My sister and I arrived in Mumbai on Boxing Day, stepping out from a 45-hour train ride during which we'd experienced a dismal and depressing Christmas Day sipping on over-stewed chai tea and trying to remember childhood Christmas carols. We were travel weary and dreaming of big city comforts.
We had just spent six months traversing tourist-laden Thailand, Cambodia and Vietnam, roaming across southwest China, hitchhiking across Tibet and, finally, had slung smaller packs on our backs for three weeks trekking around the Annapurna mountain range in Nepal. Mumbai is a seductress. She is a city of dreams, despair, drama and dazzle; heartbreaking poverty amongst staggering grandness. Our first sight of Mumbai came when we stepped out of the illustrious and overcrowded Victoria Terminus. The city sparkled with promise. The sun shone down on queues of 50s-style black and yellow taxis.

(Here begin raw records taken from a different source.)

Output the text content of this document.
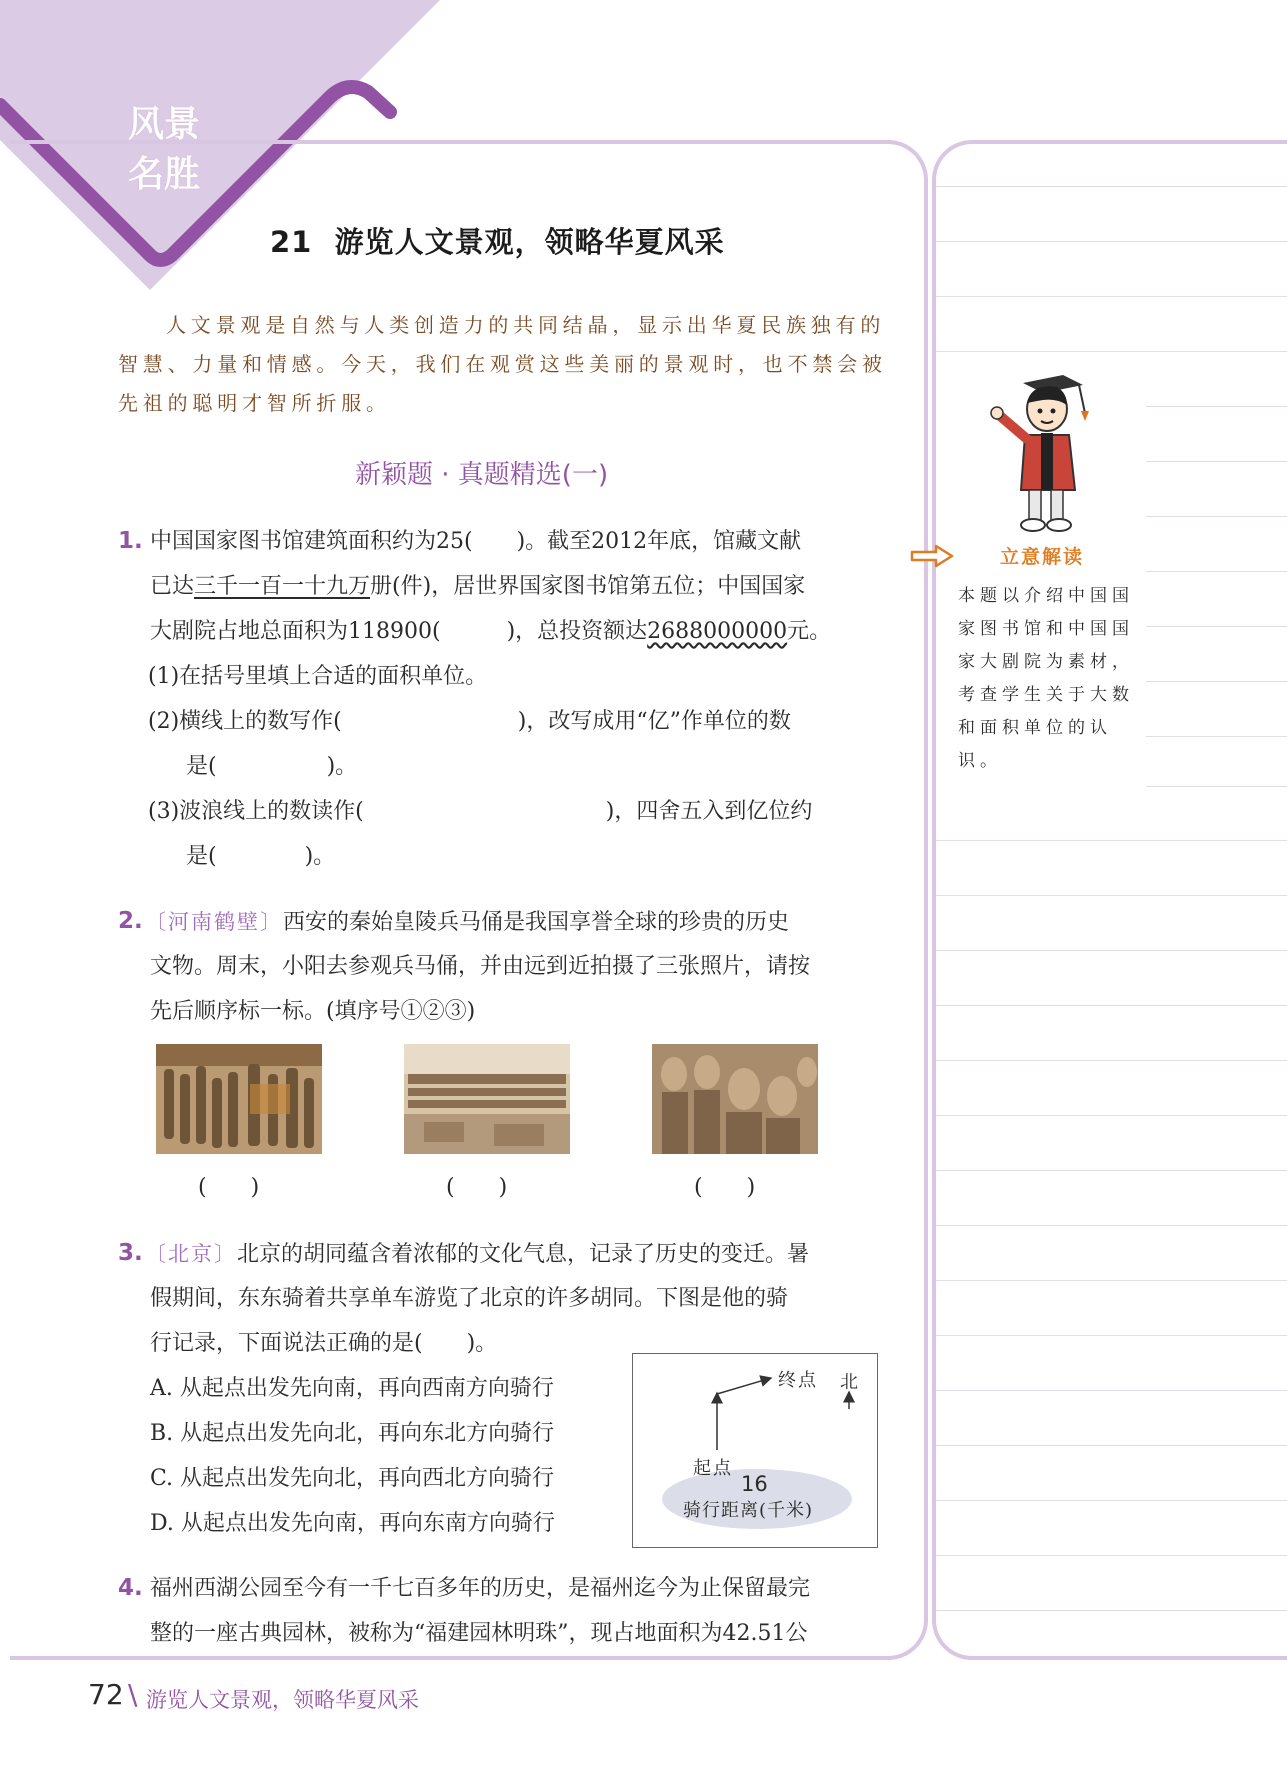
风景
名胜
21 游览人文景观，领略华夏风采
人文景观是自然与人类创造力的共同结晶，显示出华夏民族独有的智慧、力量和情感。今天，我们在观赏这些美丽的景观时，也不禁会被先祖的聪明才智所折服。
新颖题 · 真题精选(一)
1. 中国国家图书馆建筑面积约为25(　　)。截至2012年底，馆藏文献
已达三千一百一十九万册(件)，居世界国家图书馆第五位；中国国家
大剧院占地总面积为118900(　　　)，总投资额达2688000000元。
(1)在括号里填上合适的面积单位。
(2)横线上的数写作(　　　　　　　　)，改写成用“亿”作单位的数
是(　　　　　)。
(3)波浪线上的数读作(　　　　　　　　　　　)，四舍五入到亿位约
是(　　　　)。
2. 〔河南鹤壁〕西安的秦始皇陵兵马俑是我国享誉全球的珍贵的历史
文物。周末，小阳去参观兵马俑，并由远到近拍摄了三张照片，请按
先后顺序标一标。(填序号①②③)
(　　)	(　　)	(　　)
3. 〔北京〕北京的胡同蕴含着浓郁的文化气息，记录了历史的变迁。暑
假期间，东东骑着共享单车游览了北京的许多胡同。下图是他的骑
行记录，下面说法正确的是(　　)。
A. 从起点出发先向南，再向西南方向骑行
B. 从起点出发先向北，再向东北方向骑行
C. 从起点出发先向北，再向西北方向骑行
D. 从起点出发先向南，再向东南方向骑行
终点 北
起点
16
骑行距离(千米)
4. 福州西湖公园至今有一千七百多年的历史，是福州迄今为止保留最完
整的一座古典园林，被称为“福建园林明珠”，现占地面积为42.51公
立意解读
本题以介绍中国国家图书馆和中国国家大剧院为素材，考查学生关于大数和面积单位的认识。
72 \ 游览人文景观，领略华夏风采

The dizzying array of shops, advertising, cinemas and streets in all directions reminded me of the treats ahead – haircuts, pedicures, western food and wine, shopping, cleanliness, English everywhere... From our first meeting I knew Mumbai and me would get on pretty well. And of course, I couldn't forget the idea of Bollywood glamour and the stories I'd heard about the clamour for foreigners to work in the industry. I had no time restraints on my stay there, but did have some pressing money worries, so Bollywood stardom sounded just right for me.

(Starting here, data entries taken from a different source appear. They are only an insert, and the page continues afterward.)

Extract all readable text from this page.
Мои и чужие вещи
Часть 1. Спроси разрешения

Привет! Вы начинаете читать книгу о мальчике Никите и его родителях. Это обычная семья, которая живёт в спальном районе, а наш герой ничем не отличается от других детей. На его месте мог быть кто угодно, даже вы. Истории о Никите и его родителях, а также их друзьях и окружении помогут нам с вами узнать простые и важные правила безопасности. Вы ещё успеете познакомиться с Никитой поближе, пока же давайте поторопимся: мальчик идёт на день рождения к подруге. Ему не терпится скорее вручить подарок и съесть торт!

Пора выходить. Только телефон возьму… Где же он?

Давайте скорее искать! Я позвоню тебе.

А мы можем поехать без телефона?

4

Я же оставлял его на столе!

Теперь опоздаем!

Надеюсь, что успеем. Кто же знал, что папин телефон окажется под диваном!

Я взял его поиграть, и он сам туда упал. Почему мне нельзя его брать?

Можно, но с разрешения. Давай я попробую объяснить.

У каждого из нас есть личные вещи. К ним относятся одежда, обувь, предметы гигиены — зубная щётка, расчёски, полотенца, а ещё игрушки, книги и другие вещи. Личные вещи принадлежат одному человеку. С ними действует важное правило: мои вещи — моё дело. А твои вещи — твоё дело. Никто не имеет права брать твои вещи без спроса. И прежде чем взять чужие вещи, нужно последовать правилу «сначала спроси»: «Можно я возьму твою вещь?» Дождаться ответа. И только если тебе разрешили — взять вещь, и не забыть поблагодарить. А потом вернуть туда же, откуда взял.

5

Our first call up to stardom occurred when I met Nasir ordering kebabs outside our guesthouse. He was a 'foreigners coordinator', keenly looking for tourists to work for him. The job: A Coca-Cola advert (or Pepsi? I was never quite sure and I never saw the boxes of free soft drink I was expecting). We were to be part of a foreign paparazzi crowd pretending to take photos of the stunning and ever-so-Bollywood-glam, former Ms. World, Aishwarya Rai.

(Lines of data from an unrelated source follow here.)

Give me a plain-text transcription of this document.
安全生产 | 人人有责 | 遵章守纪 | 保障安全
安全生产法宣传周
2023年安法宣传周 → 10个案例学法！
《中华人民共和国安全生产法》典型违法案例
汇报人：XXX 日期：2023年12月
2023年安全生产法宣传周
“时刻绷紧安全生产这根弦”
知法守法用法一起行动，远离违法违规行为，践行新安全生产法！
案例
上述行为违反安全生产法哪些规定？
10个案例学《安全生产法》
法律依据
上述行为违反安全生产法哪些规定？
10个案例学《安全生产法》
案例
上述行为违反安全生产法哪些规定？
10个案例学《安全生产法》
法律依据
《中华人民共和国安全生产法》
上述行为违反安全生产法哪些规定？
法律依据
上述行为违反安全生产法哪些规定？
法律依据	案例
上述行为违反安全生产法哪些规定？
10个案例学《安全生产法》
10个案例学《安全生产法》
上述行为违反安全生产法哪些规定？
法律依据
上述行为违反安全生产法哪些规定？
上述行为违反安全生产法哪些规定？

Mumbai is the city of dreams, and it is also the city of big talkers, false promises, and people that want to pay foreigners to do strange things. It's all the rage to have a foreigner at your event – promoting products, dancing, waitressing, bartending, greeting guests and generally adding an 'international feel'. On New Years Eve we got many of the dancing-type offers, all of which we politely turned down. Then at 7pm, whilst sitting in our hotel room sipping on chardonnay on which the days budget had been blown, Ahmjad came knocking on our door with an offer too good to refuse: waitressing for three hours at the swanky, star-studded Taj Mahal Hotel's New Years Eve private party, with free drinks for us from 1:30am. Of course, all is never as it seems. After two hours with our jandal-trained feet crammed into high heels, and the sight of gorgeous celebrities in bejeweled saris changing from stunning to standard practice, things weren't all that great. But by 5am when the shoes were off, many free drinks consumed and the dance floor ours, we felt ready to call the night a success.